GULM - Mit einer verhältnis­mäßig geringen Strafe ist ein 25-jähriger Mann aus dem Alb-Donau-Kreis davongekom­men, der sich als Polizist ausgegeben und bevorzugt ältere Menschen um viel Geld betrogen hatte. Die erste Große Strafkamme­r des Landgerich­ts Ulm verurteilt­e den Mann, der im Auftrag einer türkischen Bande als so genannter Abholer arbeitete, zu einer Freiheitss­trafe von drei Jahren.
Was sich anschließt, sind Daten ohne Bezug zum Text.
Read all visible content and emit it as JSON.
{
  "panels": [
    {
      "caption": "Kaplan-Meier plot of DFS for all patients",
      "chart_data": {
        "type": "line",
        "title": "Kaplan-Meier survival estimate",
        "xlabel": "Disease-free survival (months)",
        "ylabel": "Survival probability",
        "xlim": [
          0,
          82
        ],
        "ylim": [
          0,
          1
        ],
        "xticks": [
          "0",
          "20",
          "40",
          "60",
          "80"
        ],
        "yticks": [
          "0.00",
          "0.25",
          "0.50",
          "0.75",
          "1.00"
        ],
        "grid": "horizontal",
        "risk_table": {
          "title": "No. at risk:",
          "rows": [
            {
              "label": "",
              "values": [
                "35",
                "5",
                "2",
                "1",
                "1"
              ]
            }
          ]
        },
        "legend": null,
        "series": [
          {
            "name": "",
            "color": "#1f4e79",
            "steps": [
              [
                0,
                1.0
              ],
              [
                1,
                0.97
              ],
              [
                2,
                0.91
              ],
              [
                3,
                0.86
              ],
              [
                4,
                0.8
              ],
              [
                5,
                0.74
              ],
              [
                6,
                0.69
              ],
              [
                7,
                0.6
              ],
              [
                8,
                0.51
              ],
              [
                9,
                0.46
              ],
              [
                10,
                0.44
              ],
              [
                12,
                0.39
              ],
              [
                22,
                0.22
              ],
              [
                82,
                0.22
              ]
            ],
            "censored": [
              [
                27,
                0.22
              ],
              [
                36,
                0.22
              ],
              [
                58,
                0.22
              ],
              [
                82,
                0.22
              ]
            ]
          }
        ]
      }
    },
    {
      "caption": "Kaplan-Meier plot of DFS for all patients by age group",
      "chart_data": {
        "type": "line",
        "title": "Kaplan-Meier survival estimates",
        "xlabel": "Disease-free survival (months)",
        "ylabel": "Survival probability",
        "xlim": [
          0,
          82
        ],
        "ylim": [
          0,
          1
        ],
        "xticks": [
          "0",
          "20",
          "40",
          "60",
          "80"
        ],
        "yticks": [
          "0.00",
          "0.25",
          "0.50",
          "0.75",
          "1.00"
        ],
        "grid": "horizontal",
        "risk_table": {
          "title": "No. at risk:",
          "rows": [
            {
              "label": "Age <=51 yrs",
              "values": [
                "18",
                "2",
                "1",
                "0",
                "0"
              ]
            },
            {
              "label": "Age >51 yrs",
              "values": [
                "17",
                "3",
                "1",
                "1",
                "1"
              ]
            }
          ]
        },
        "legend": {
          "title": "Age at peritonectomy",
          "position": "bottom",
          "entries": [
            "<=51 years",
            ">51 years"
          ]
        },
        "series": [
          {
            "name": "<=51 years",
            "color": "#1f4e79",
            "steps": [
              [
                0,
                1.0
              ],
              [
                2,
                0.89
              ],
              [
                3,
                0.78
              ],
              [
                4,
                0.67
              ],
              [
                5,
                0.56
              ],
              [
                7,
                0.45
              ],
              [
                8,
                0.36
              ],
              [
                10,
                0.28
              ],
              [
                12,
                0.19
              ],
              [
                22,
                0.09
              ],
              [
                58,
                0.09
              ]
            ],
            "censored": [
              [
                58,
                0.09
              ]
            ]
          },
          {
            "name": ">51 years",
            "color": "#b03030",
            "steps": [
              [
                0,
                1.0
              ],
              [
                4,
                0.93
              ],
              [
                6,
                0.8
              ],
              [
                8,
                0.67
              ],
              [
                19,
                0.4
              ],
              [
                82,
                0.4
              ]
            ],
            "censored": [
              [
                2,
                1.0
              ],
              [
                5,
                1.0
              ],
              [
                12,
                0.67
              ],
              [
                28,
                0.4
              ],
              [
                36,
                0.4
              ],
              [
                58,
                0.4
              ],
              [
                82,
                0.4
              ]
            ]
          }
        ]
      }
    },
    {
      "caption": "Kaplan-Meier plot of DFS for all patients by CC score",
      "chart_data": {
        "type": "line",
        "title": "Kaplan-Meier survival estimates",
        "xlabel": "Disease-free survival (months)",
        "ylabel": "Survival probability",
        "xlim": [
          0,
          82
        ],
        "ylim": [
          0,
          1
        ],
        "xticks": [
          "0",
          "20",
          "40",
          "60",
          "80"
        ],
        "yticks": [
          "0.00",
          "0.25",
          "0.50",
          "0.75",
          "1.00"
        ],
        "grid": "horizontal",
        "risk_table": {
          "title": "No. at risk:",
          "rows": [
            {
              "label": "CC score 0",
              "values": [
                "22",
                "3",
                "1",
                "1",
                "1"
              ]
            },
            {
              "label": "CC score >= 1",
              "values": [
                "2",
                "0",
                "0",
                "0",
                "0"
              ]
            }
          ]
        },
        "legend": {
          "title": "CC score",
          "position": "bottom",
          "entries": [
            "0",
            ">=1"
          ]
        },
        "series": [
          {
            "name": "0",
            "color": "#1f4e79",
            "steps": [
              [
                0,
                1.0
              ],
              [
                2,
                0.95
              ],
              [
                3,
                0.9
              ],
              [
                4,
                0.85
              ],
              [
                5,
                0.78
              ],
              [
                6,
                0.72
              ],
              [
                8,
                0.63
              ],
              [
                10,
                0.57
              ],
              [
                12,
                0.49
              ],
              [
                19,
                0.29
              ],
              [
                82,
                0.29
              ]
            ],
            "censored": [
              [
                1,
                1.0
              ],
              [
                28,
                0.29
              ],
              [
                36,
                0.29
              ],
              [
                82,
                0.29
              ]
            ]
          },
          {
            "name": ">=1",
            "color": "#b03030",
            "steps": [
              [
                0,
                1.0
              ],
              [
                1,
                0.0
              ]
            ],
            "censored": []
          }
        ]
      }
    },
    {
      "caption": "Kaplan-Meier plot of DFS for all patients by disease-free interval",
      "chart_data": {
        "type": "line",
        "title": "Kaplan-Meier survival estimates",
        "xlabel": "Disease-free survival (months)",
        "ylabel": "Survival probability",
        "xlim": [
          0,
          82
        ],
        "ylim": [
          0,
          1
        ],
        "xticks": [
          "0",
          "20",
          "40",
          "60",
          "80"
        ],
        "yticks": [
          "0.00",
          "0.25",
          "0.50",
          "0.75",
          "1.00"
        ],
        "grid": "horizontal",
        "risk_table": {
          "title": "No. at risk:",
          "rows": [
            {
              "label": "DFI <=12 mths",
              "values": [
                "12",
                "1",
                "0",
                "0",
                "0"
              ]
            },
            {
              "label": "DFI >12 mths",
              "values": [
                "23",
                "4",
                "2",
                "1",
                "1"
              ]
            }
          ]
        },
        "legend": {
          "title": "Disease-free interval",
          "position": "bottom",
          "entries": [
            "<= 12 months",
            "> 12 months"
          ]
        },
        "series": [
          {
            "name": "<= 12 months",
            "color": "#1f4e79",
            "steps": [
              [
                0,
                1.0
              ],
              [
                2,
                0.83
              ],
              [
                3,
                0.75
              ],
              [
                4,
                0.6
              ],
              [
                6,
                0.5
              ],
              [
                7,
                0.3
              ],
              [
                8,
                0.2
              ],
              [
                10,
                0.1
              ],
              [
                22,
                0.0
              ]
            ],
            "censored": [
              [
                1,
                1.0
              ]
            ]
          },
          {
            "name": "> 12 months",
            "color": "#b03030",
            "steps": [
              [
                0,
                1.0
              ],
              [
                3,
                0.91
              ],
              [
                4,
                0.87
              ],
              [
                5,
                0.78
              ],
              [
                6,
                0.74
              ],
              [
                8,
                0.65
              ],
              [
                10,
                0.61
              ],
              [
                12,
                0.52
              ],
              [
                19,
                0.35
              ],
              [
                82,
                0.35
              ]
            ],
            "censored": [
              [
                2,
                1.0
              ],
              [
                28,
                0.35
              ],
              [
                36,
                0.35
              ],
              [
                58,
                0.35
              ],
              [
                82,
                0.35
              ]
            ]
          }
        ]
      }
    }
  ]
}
Die Richter hielten ihm zugute, dass er von Beginn kooperativ mit Polizei und Gericht zusammenge­arbeitet hat und Einblicke in die raffiniert­e Arbeitswei­se der Drahtziehe­r gab, die über ein CallCenter in der Türkei Rentner und Rentnerinn­en anriefen und diese überredete­n, ihre in den Wohnungen angehäufte­n Geldvermög­en und Goldbarren auszuhändi­gen.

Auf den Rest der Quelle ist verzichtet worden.